Another thing this case illustrates is the routine overkill by prosecutors, especially federal prosecutors, including treating something that most people would view as a single act instead as multiple separate acts; stretching and straining the meanings of words beyond all recognition; interpreting a clause or sentence in a statute literally, although that literal interpretation is clearly beyond what Congress intended the statute to mean; and charging the same conduct under separate counts as violations of separate laws. Almost all federal indictments have a zillion counts.

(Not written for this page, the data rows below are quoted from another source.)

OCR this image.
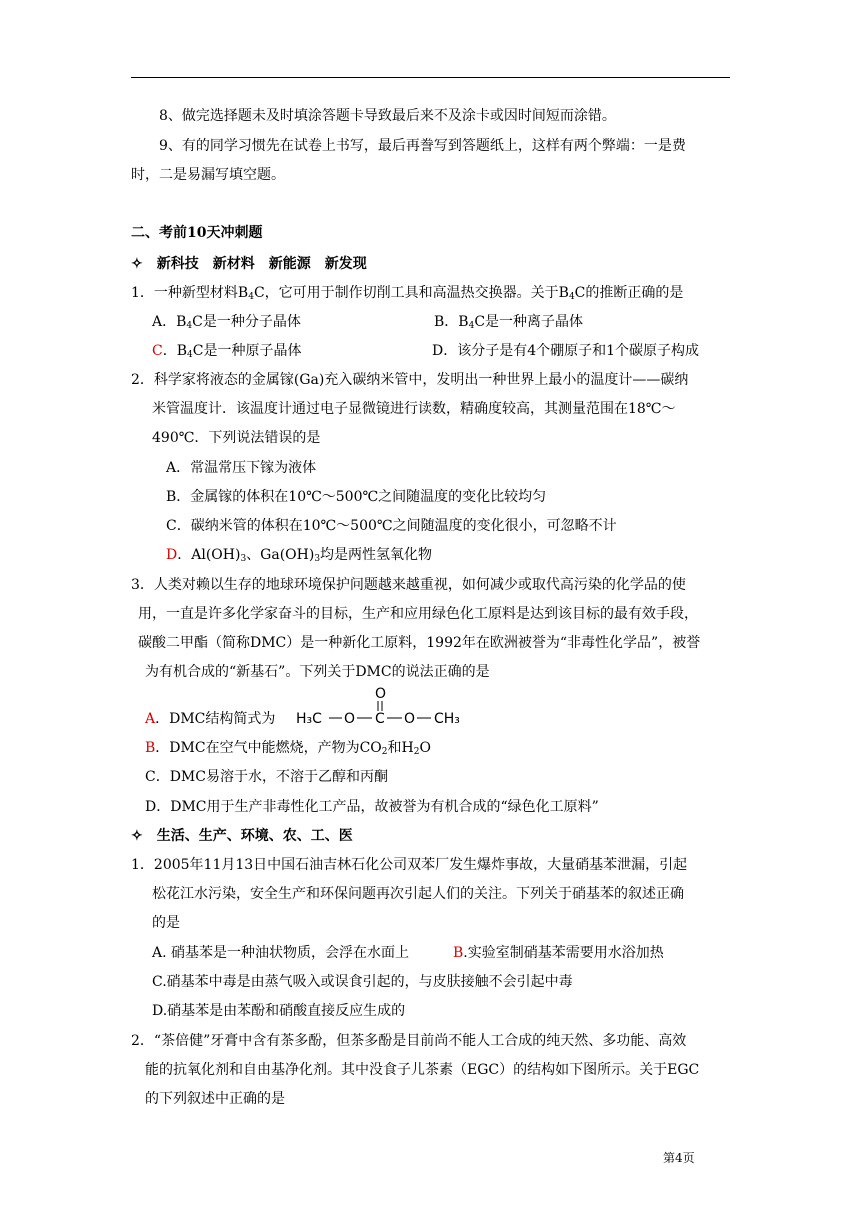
8、做完选择题未及时填涂答题卡导致最后来不及涂卡或因时间短而涂错。
9、有的同学习惯先在试卷上书写，最后再誊写到答题纸上，这样有两个弊端：一是费
时，二是易漏写填空题。
二、考前10天冲刺题
✧　新科技　新材料　新能源　新发现
1．一种新型材料$B_4C$，它可用于制作切削工具和高温热交换器。关于$B_4C$的推断正确的是
A．$B_4C$是一种分子晶体	B．$B_4C$是一种离子晶体
C．$B_4C$是一种原子晶体	D．该分子是有4个硼原子和1个碳原子构成
2．科学家将液态的金属镓(Ga)充入碳纳米管中，发明出一种世界上最小的温度计——碳纳
米管温度计．该温度计通过电子显微镜进行读数，精确度较高，其测量范围在18℃～
490℃．下列说法错误的是
A．常温常压下镓为液体
B．金属镓的体积在10℃～500℃之间随温度的变化比较均匀
C．碳纳米管的体积在10℃～500℃之间随温度的变化很小，可忽略不计
D．$Al(OH)_3$、$Ga(OH)_3$均是两性氢氧化物
3．人类对赖以生存的地球环境保护问题越来越重视，如何减少或取代高污染的化学品的使
用，一直是许多化学家奋斗的目标，生产和应用绿色化工原料是达到该目标的最有效手段，
碳酸二甲酯（简称DMC）是一种新化工原料，1992年在欧洲被誉为“非毒性化学品”，被誉
为有机合成的“新基石”。下列关于DMC的说法正确的是
A．DMC结构简式为 H₃C O C
O
O CH₃
B．DMC在空气中能燃烧，产物为$CO_2$和$H_2O$
C．DMC易溶于水，不溶于乙醇和丙酮
D．DMC用于生产非毒性化工产品，故被誉为有机合成的“绿色化工原料”
✧　生活、生产、环境、农、工、医
1．2005年11月13日中国石油吉林石化公司双苯厂发生爆炸事故，大量硝基苯泄漏，引起
松花江水污染，安全生产和环保问题再次引起人们的关注。下列关于硝基苯的叙述正确
的是
A. 硝基苯是一种油状物质，会浮在水面上	B.实验室制硝基苯需要用水浴加热
C.硝基苯中毒是由蒸气吸入或误食引起的，与皮肤接触不会引起中毒
D.硝基苯是由苯酚和硝酸直接反应生成的
2．“茶倍健”牙膏中含有茶多酚，但茶多酚是目前尚不能人工合成的纯天然、多功能、高效
能的抗氧化剂和自由基净化剂。其中没食子儿茶素（EGC）的结构如下图所示。关于EGC
的下列叙述中正确的是
第4页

One thing that strikes me about this case is the use of the same type of tactics against this guy that the Justice Dept. regularly uses against foreign nationals whom they suspect are affiliated with al Qaeda (or whatever) in keeping them in custody: basically, lying. In most of the terrorist-suspect incidents, the detained person turned out to have had no tie whatsoever with any terrorist group.
I think this incident may be a watershed in that this high-level Canadian judge held up a mirror to the Justice Dept.’s tactics and exposed them for what they were. I do disagree with the judge that the absence of monetary loss to Cisco from this guy’s unauthorized access to Cisco’s computer records means that there was no criminal violation. Unauthorized access to computer records is a per se violation of the criminal law. But I agree with the judge’s assessment of Cisco’s conduct and of the Justice Dept.’s.